Giles has been working toward increasing exposure to WA medical innovation when she started in venture capital a decade ago. At the time, the WA Department of Health was an "impenetrable beast, with limited funding and a lot of barriers."

She co-founded the SPARK Co-Labs in Perth in 2015 to help participants understand the importance of identifying unmet medical needs and to teach them how to evolve their ideas out of the laboratory, into commercial and clinical reality.

"One of the key things we wanted to create at SPARK, was a pay-it-forward ecosystem to bring people together to educate them, inspire them and connect them."

Kennedy, lead engineer, and breast surgeon Christobel Saunders have been working together from the beginning to solve this problem, Giles said.

She discovered the Oncores technology in 2013, and it took three years of work to get it to an investable business case.

Funding for an AU$6 million (US$4.2 million) series A round over four tranches was approved in 2016 by Brandon's Medical Research Commercialization Fund. Several key questions needed to be addressed with the first tranche. First, there were a lot of other people developing technologies to solve this problem of women having to return for surgery after breast cancer.

"We wanted to know how our technology stacked up against those competitors and whether it was worth progressing further," Giles said.

Diagnostic accuracy greater than anticipated

To that end, Nedlands-based Oncores conducted a diagnostic accuracy study at Fiona Stanley Hospital with 70 patients from which 150 samples were derived.
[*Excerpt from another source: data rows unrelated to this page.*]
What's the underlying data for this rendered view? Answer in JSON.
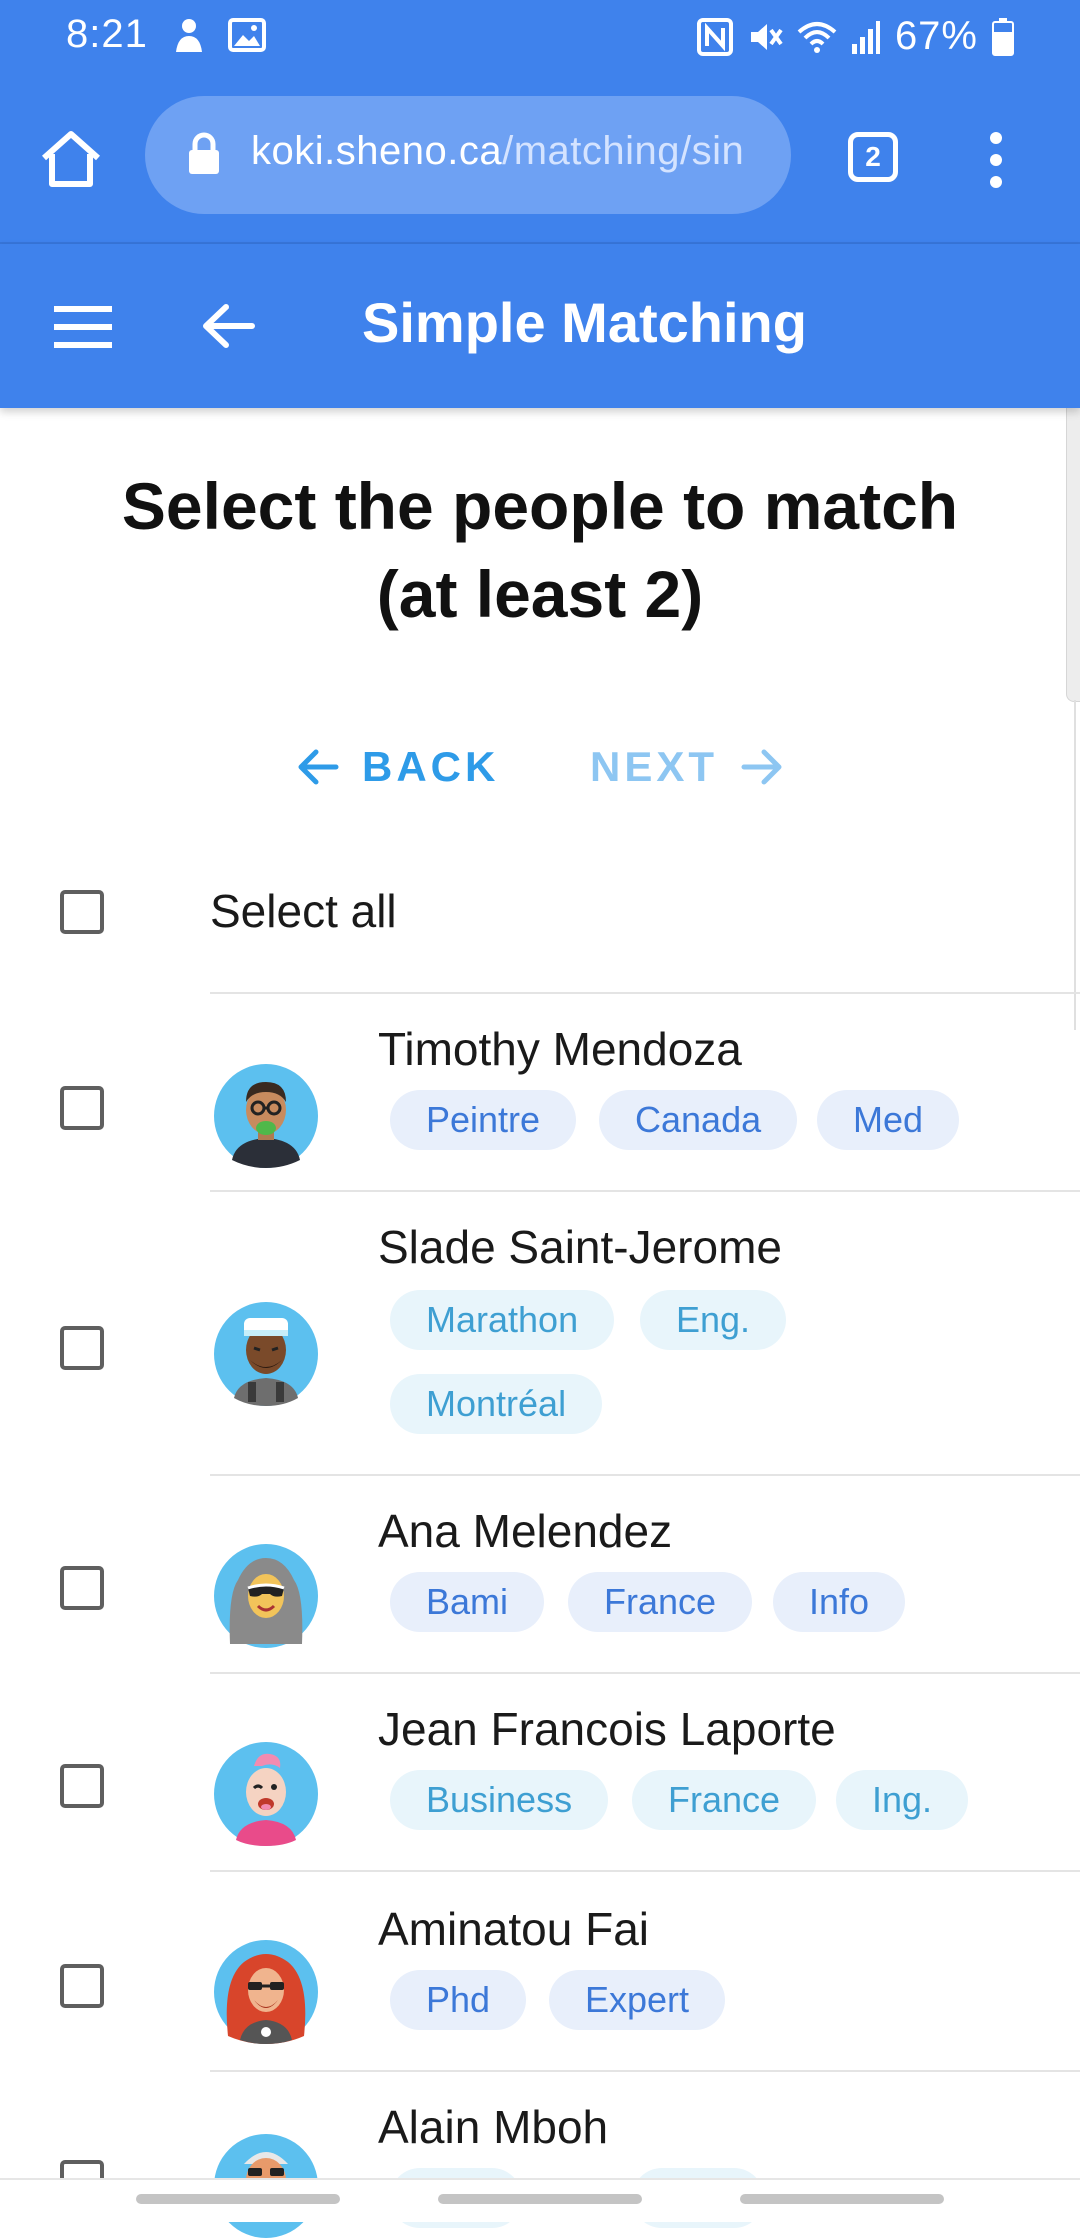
{
  "status_bar": {
    "time": "8:21",
    "battery": "67%"
  },
  "browser": {
    "url_host": "koki.sheno.ca",
    "url_path": "/matching/sin",
    "tab_count": "2"
  },
  "app_bar": {
    "title": "Simple Matching"
  },
  "heading": {
    "line1": "Select the people to match",
    "line2": "(at least 2)"
  },
  "nav": {
    "back": "BACK",
    "next": "NEXT"
  },
  "select_all": {
    "label": "Select all"
  },
  "people": [
    {
      "name": "Timothy Mendoza",
      "tags": [
        "Peintre",
        "Canada",
        "Med"
      ]
    },
    {
      "name": "Slade Saint-Jerome",
      "tags": [
        "Marathon",
        "Eng.",
        "Montréal"
      ]
    },
    {
      "name": "Ana Melendez",
      "tags": [
        "Bami",
        "France",
        "Info"
      ]
    },
    {
      "name": "Jean Francois Laporte",
      "tags": [
        "Business",
        "France",
        "Ing."
      ]
    },
    {
      "name": "Aminatou Fai",
      "tags": [
        "Phd",
        "Expert"
      ]
    },
    {
      "name": "Alain Mboh",
      "tags": []
    }
  ],
  "colors": {
    "primary": "#3f82ec",
    "accent": "#2e9be8",
    "chip_blue_bg": "#e8effb",
    "chip_blue_text": "#3c78d8",
    "chip_teal_bg": "#e8f5fb",
    "chip_teal_text": "#3e9fd2"
  }
}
The sensitivity of the probe was around 93 percent, and specificity was more than 96 percent.

"We were hoping to get around 90 percent, so we were stoked," Giles said.

"One of the things with breast cancer is that it's been hard to relate when you see a tumor close to the edge to where that corresponds to in the patient. With the accuracy results, we feel we can out-compete on accuracy," she said.

"The probe can be used inside the cavity as opposed to just imaging the excised lump," Giles added, noting, "no one has combined these two technologies."

"As surgeons, our problem is not being able to identify the extent of a cancer at operation and thus the risk of leaving cancerous cells behind. We believe this technology has the potential to overcome this, leading to more efficient and effective surgery for the many hundreds of thousands of people who undergo cancer surgery globally each year," said Saunders, who leads the clinical development and was named WA Scientist of the Year in 2017.

The other key question was whether the images on the hand-held probe would be like those produced on a bench top unit, and the group achieved that and now has a prototype that is ready to go into the clinic in vivo in early 2019.

Trials and next milestones

With the proof-of-concept work finished, Oncores is now working with Planet Innovation to develop a final product, which should be ready to submit to the U.S. FDA in the next two years.

Oncores had an initial meeting with the FDA, and it's waiting to hear back on what regulatory pathway the company will take, but it expects to begin clinical trials early in 2019 and to submit a regulatory application by 2021.

"Surgeons have been asking for this information, and Saunders identified the need and health insurers are also looking for a solution," Giles said, noting that the technology can also be used for other cancers and has potential application in laparoscopic surgery.

"The AU$6 million series A helped answer questions of diagnostic accuracy and a better understanding of the market, and we answered those questions with AU$3 million. The remaining AU$3 million will get us through the end of 2019," Giles said. She expects to raise an AU$15 million series B round that will take Oncores through FDA approval and pivotal trials.

In December, Oncores emerged as one of two finalists from the Australian round of the international Pitch@Palance competition comprising 42 entrants, before progressing to the global finals in London. Giles pitched the company to an international audience, including the Duke of York, Prince Andrew.

"Global recognition for our technology is hugely beneficial not only for Oncores but also for Australian and Western Australian medical research. Being able to profile a WA technology in a global setting was beyond my wildest dreams," she said.